Désacidification de masse : étude de l’état
de dégradation acide des fonds de la période 1950-2000

Présentation du projet d'étude

in Actualités de la conservation, n° 22-23, janvier-juin 2005

Beaucoup de documents imprimés ou manuscrits des XIXe et XXe siècles conservés par les bibliothèques et archives sont aujourd’hui en très mauvais état et ne peuvent plus être communiqués aux lecteurs. Une enquête menée par la Bibliothèque nationale de France en 1990 sur un échantillon de livres imprimés et de périodiques de la période 1850-1950 a estimé qu’environ 2,6 millions de volumes imprimés et de périodiques nécessitent un traitement urgent.

 

Qu’en est-il des ouvrages des cinquante dernières années? Un projet d’étude soumis au département de la Conservation a montré qu’il pourrait être opportun d’examiner l’état de dégradation de ces ouvrages. Ce constat est basé sur le résultat des visites des départements de la BnF et sur l’exemple des bibliothèques étrangères. Un projet d’étude a été élaboré. Il propose des éléments pour le choix d’une méthode d’échantillonnage qui pourrait être appliquée aux collections de la BnF ainsi qu’un scénario envisageable pour la réalisation de cette enquête.

 

Synthèse des visites en magasins

Un premier examen des collections des différents départements du site François­Mitterrand et de Richelieu laissent entrevoir que beaucoup d’ouvrages des années 1950-60 sont déjà trop dégradés pour subir un traitement de désacidification de masse, que les ouvrages des années 1960-70 sont traitables et qu’on compte déjà des documents acidifiés parmi les ouvrages des années 1980. Aussi, une étude statistique de l’état de dégradation acide de ces fonds imprimés est tout à fait justifiée.

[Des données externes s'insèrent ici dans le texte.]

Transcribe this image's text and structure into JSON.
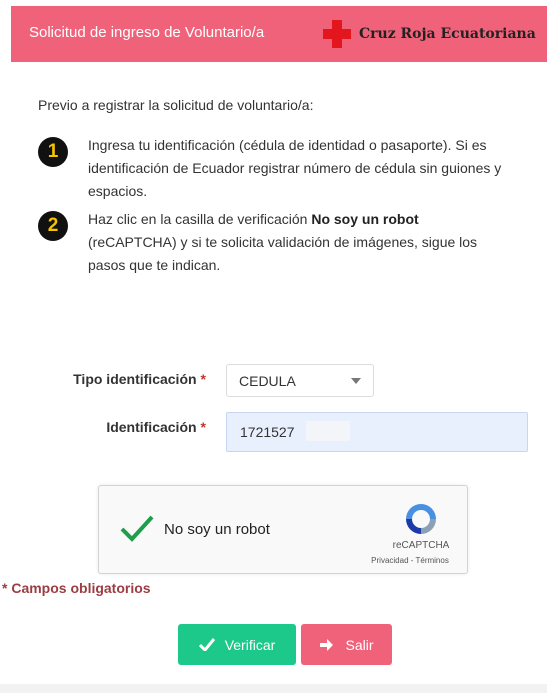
{
  "header": {
    "title": "Solicitud de ingreso de Voluntario/a",
    "brand_name": "Cruz Roja Ecuatoriana",
    "background_color": "#f0627a",
    "logo_icon": "red-cross-icon"
  },
  "instructions": {
    "intro": "Previo a registrar la solicitud de voluntario/a:",
    "steps": [
      {
        "number": "1",
        "text": "Ingresa tu identificación (cédula de identidad o pasaporte). Si es identificación de Ecuador registrar número de cédula sin guiones y espacios."
      },
      {
        "number": "2",
        "text_before": "Haz clic en la casilla de verificación ",
        "text_bold": "No soy un robot",
        "text_after": " (reCAPTCHA) y si te solicita validación de imágenes, sigue los pasos que te indican."
      }
    ]
  },
  "form": {
    "id_type_label": "Tipo identificación",
    "id_type_value": "CEDULA",
    "id_label": "Identificación",
    "id_value": "1721527",
    "required_marker": "*"
  },
  "captcha": {
    "label": "No soy un robot",
    "brand": "reCAPTCHA",
    "links": "Privacidad - Términos",
    "checked": true,
    "check_color": "#1e9e4a"
  },
  "required_note": "* Campos obligatorios",
  "buttons": {
    "verify_label": "Verificar",
    "verify_color": "#1cc88a",
    "exit_label": "Salir",
    "exit_color": "#f0627a"
  }
}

Par ailleurs, à notre connaissance, il n’existe pas d’évaluation de l’état de dégradation des collections des départements spécialisées (site Richelieu) de la période antérieure à 1950. Les documents à sonder en priorité sont les documents de référence (littérature primaire), les ouvrages français, les ouvrages annotés ainsi que des ouvrages étrangers souvent uniques en France.

 

 

État de la question dans les institutions étrangères

Des institutions étrangères (Bibliothèque nationale et Archives fédérales suisses, Bibliothèque du Congrès, Archives nationales et Bibliothèque nationale des Pays-Bas, Bibliothèque nationale du Québec, Bibliothèque nationale du Canada, Bibliothèques et Archives allemandes) ont été consultées afin de faire le point sur leur politique face à la dégradation de leurs collections imprimées. La politique de conservation des bibliothèques étrangères diffère légèrement d’une institution à l’autre. Toutefois, toutes les bibliothèques consultées ont fait le choix de ne traiter que les ouvrages acides édités dans leur pays. La Bibliothèque nationale suisse semble se démarquer des autres par le choix d’un programme de désacidification bien défini en trois étapes. Tout d’abord, une phase de prévention qui viserait à traiter dans les deux à cinq prochaines années les fonds 1930-1980. Puis une phase de maintien de l’utilisation de l’installation pour désacidifier dans les cinq à dix années suivantes les fonds des années 1850-1930. Finalement, une phase de sélection individuelle pourrait traiter dans les dix à vingt années suivantes les collections d’après 1980.

 

 

Choix de la méthode de sondage

Un projet de norme AFNOR sur les méthodes d’évaluation de l’état physique des fonds de bibliothèques et d’archives est en cours d’élaboration. La norme présente la méthode de sondage et les outils associés, ainsi que l’organisation relative à une campagne d’évaluation de l’état physique des fonds. Il serait approprié de se servir en partie de cet outil pour réaliser la présente étude.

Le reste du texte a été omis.